Dalam kunjungan kerja Wakil Presiden Ma'ruf Amin ke Pondok Pesantren Teknologi Riau pada 25 Agustus 2022, Wapres menyebut BNI diarahkan mengambil BTN konvensional dan kemudian unit usaha syariah (UUS) BTN diambil oleh PT Bank Syariah Indonesia Tbk (BRIS). Hal itu dilakukan untuk mengkonsolidasikan himpunan bank milik negara (Himbara).
Adapun kejelasan tentang wacana lama untuk menggabungkan BNI dengan BTN itu juga sudah dipertanyakan Komisi VI DPR saat melakukan rapat kerja dengan Menteri BUMN pada 7 Juni 2022.
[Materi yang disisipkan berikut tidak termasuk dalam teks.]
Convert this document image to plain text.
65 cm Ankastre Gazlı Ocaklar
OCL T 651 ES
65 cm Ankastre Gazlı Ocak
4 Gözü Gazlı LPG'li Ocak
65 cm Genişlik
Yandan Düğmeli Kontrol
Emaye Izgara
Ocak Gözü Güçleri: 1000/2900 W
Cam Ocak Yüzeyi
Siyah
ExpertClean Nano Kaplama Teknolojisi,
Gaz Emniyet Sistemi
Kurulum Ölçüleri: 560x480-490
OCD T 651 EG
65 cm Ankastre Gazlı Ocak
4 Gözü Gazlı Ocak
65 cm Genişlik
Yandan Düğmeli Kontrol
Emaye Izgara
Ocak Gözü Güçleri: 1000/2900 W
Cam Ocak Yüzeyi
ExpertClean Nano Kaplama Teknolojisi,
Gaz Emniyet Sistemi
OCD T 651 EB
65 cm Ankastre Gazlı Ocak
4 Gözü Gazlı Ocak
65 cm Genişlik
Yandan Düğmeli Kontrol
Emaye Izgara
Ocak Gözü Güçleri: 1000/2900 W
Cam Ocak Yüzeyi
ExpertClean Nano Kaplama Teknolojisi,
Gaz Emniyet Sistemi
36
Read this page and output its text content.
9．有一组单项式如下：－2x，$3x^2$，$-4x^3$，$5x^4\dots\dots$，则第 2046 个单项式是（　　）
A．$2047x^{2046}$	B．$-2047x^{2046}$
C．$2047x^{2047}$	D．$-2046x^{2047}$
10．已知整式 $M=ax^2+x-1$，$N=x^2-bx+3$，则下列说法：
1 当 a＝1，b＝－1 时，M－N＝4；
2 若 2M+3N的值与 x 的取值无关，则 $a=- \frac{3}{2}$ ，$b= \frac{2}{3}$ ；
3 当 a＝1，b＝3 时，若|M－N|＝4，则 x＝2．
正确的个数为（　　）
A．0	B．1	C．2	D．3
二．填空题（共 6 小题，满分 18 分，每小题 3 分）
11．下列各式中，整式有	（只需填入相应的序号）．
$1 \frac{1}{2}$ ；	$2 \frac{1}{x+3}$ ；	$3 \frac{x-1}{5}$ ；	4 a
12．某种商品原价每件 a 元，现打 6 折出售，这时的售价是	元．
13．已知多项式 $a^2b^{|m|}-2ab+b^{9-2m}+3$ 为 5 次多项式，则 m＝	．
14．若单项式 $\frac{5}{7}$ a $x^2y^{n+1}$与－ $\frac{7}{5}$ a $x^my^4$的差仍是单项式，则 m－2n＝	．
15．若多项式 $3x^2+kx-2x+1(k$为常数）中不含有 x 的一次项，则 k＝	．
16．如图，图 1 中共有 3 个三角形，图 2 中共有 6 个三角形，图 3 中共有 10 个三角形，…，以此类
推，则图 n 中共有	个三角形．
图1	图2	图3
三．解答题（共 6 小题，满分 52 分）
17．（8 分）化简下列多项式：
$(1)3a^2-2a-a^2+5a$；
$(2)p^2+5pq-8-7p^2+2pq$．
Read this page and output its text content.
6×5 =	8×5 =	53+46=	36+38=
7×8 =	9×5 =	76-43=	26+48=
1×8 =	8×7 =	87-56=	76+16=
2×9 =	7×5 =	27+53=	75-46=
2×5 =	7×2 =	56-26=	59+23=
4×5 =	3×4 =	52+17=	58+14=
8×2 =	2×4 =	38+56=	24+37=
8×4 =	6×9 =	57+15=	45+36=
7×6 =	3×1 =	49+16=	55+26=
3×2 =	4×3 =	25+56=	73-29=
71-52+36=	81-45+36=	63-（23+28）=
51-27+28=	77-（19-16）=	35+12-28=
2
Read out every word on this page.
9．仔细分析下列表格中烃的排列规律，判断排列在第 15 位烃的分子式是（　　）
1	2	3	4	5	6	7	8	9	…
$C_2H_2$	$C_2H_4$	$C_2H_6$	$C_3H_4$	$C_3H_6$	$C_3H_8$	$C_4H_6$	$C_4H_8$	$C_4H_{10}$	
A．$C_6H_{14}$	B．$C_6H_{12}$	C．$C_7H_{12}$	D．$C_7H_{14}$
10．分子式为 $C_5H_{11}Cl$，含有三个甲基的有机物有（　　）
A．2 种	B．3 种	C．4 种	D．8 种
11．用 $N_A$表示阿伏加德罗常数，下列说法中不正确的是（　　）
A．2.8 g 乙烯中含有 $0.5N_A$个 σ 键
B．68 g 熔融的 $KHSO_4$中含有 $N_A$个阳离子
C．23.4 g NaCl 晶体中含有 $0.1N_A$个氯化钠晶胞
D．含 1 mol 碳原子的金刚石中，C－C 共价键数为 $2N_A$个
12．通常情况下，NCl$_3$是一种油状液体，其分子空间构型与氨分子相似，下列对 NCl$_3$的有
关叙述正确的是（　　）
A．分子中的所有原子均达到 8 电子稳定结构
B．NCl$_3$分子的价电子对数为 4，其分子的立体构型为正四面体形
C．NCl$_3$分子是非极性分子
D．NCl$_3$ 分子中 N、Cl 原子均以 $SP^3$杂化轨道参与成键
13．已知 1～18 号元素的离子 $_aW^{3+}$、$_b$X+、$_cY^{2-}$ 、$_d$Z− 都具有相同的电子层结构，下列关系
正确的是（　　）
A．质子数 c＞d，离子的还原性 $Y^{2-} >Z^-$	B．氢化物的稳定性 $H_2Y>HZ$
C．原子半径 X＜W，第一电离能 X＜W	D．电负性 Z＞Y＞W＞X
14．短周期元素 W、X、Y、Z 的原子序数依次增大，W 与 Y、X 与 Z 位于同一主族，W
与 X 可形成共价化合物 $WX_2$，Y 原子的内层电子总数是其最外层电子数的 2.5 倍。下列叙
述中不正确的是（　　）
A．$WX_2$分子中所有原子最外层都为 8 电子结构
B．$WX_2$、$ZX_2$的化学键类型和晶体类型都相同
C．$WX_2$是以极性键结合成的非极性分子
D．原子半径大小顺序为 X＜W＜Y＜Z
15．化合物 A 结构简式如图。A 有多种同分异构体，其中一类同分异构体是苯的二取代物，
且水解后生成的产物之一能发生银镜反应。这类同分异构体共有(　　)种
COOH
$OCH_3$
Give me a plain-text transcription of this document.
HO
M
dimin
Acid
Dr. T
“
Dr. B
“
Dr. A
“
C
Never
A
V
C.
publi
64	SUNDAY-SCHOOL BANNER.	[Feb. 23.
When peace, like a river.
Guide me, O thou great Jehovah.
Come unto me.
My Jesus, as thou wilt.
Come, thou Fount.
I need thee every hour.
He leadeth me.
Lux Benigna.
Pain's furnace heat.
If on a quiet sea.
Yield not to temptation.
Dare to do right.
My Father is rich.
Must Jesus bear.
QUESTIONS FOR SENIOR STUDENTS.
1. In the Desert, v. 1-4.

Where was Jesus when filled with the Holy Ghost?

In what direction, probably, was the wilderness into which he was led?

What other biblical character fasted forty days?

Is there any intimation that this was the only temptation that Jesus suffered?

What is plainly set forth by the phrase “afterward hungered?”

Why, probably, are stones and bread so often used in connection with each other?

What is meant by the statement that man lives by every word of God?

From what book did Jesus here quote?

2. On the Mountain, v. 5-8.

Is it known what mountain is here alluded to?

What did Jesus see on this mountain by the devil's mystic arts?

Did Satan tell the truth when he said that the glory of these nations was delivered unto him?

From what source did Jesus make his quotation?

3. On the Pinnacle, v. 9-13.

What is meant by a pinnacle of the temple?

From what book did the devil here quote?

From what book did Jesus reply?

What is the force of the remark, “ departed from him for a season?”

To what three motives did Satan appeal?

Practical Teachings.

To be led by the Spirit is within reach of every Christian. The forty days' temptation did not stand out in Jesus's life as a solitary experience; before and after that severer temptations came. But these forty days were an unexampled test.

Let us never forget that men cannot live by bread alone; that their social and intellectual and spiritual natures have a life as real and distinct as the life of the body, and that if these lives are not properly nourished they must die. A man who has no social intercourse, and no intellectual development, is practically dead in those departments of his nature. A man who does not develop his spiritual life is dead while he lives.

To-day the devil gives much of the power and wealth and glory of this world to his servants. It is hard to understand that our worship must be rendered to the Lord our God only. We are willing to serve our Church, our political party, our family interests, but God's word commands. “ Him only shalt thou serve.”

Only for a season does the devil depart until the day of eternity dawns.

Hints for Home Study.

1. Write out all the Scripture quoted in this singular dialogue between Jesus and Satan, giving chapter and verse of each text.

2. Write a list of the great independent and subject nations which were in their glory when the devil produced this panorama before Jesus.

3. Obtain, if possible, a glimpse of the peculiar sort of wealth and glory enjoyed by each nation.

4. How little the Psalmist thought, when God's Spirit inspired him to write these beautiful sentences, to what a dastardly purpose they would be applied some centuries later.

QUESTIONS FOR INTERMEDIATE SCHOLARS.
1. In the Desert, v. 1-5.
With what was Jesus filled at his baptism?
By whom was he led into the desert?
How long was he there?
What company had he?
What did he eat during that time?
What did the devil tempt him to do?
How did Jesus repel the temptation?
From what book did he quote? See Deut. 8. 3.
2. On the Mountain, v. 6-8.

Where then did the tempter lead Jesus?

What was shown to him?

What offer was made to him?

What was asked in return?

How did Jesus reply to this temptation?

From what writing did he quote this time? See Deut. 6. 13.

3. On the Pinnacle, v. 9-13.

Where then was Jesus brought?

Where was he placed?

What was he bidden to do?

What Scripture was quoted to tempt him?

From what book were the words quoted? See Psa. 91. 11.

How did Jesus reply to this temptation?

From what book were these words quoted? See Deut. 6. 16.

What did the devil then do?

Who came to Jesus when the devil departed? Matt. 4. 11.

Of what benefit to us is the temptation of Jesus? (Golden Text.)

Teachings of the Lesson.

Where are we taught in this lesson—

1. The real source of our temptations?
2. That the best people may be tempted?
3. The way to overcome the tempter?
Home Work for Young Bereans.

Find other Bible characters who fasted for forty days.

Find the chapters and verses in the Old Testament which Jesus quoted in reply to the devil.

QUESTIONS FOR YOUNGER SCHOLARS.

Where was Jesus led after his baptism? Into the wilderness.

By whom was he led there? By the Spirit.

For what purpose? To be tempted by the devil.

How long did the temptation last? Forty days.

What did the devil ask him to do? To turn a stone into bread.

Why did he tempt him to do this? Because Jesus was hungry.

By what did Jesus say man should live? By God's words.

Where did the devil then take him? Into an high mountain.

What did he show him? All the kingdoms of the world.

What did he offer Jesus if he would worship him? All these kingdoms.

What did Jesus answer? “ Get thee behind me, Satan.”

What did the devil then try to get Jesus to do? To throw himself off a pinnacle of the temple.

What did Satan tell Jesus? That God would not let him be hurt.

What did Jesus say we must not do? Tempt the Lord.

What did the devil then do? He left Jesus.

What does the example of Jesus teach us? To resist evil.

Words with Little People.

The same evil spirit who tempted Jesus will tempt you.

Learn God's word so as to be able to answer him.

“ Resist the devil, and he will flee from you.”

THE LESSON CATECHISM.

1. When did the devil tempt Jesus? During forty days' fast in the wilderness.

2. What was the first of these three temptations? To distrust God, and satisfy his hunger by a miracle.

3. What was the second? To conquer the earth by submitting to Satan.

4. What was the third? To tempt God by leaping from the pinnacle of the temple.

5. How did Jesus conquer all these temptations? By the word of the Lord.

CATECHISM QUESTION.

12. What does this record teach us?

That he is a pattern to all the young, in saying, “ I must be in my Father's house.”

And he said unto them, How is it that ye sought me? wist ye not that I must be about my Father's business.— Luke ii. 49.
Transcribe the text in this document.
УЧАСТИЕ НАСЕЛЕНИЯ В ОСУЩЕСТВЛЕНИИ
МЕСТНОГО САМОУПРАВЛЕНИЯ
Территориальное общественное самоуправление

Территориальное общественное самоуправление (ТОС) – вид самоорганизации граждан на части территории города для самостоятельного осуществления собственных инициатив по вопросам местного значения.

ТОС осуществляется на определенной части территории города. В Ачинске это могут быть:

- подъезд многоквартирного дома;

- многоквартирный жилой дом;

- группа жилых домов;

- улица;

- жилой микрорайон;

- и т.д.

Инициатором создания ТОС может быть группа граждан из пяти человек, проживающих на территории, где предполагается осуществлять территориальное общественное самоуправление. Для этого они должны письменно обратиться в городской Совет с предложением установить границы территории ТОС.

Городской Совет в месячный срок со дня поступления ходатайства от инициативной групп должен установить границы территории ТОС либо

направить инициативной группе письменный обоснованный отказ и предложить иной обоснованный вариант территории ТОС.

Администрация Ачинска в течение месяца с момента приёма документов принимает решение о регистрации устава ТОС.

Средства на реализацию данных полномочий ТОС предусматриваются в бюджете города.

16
Wacana akuisisi BTN oleh BNI sudah muncul sejak lama yakni saat BNI dipimpin oleh Sigit Pramono pada 2005. Namun hal tersebut tidak terealisasi karena banyak aspek yang dipertimbangkan, termasuk budaya karyawan dan nasabah.
Associate Director Pilarmas Investindo Maximilianus Nicodemus berpendapat tidak ada kebutuhan yang mendesak bagi pemerintah untuk menggabungkan BNI dengan BTN. Menurutnya, saat ini kedua bank telah memiliki fokus bisnis yang sangat tepat sehingga dan masih mampu mengoptimalkan bisnis masing-masing.
BTN fokus pada properti, sedangkan itu BNI fokus pada UMKM dan korporasi. Bahkan, BNI juga sedang membesarkan bisnis di luar negeri.“BTN memiliki pangsa pasar sendiri dan BNI juga memiliki pangsa pasar sendiri,” kata Maximilianus, Sabtu (27/8/2022).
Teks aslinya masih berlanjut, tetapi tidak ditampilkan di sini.